The primary limitations of this systematic review include the following: (1) the statistical efficacy could be improved by including more studies; (2) two methods to evaluate study quality were used because both RCTs and non-RCTs were included in this study. However, the different efficacies in quality assessment tools may have led to assessment bias; (3) poorly designed non-RCTs were more likely to suffer from various types of bias; (4) publication bias from significant conclusions being more easily published and non-English publications not being included in this review may have caused important studies to be overlooked; (5) no economic outcomes were reported in the included studies; and (6) the overall GRADE quality of evidence was very low, which lowers confidence in any subsequent recommendations.
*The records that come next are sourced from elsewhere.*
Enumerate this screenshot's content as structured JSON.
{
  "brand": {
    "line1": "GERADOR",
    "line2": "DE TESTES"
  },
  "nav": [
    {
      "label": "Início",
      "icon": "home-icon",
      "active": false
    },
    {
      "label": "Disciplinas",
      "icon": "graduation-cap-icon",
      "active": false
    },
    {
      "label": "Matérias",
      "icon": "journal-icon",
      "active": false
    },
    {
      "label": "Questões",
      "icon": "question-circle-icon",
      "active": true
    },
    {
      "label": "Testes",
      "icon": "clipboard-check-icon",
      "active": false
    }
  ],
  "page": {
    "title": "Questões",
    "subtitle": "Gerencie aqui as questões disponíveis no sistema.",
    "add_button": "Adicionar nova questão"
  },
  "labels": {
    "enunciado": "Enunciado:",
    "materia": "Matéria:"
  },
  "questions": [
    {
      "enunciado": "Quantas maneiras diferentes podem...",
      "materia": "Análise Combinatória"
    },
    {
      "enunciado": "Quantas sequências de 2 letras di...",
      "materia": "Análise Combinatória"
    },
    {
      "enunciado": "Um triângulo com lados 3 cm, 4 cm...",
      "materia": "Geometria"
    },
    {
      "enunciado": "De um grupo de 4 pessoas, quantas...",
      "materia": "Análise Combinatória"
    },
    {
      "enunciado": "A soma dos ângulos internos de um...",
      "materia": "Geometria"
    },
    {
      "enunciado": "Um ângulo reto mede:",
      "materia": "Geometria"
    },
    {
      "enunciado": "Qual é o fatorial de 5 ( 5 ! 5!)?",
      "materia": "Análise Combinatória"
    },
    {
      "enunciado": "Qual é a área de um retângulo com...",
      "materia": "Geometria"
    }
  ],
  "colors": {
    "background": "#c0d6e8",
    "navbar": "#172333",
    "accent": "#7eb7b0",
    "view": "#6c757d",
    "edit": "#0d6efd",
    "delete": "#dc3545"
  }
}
Although we used the GRADE system to evaluate the evidence quality and recommendation strengths, judgment is still required.

Conclusion

This systematic review and grading of the evidence comparing KP and VP for treating OVCF offer useful conclusions and demonstrate that KP and VP are both safe and efficacious surgical procedures. Patients with large kyphosis angles, vertebral fissures, fractures in the posterior edge of vertebral body or significant height loss due to fractured vertebrae may be better surgical candidates for KP. However, the KP procedure has higher material costs than the VP technique, which could negatively affect KP utilization. The overall GRADE evidence quality was very low; therefore, further validation is required, and medical institutions should conduct high-quality RCTs.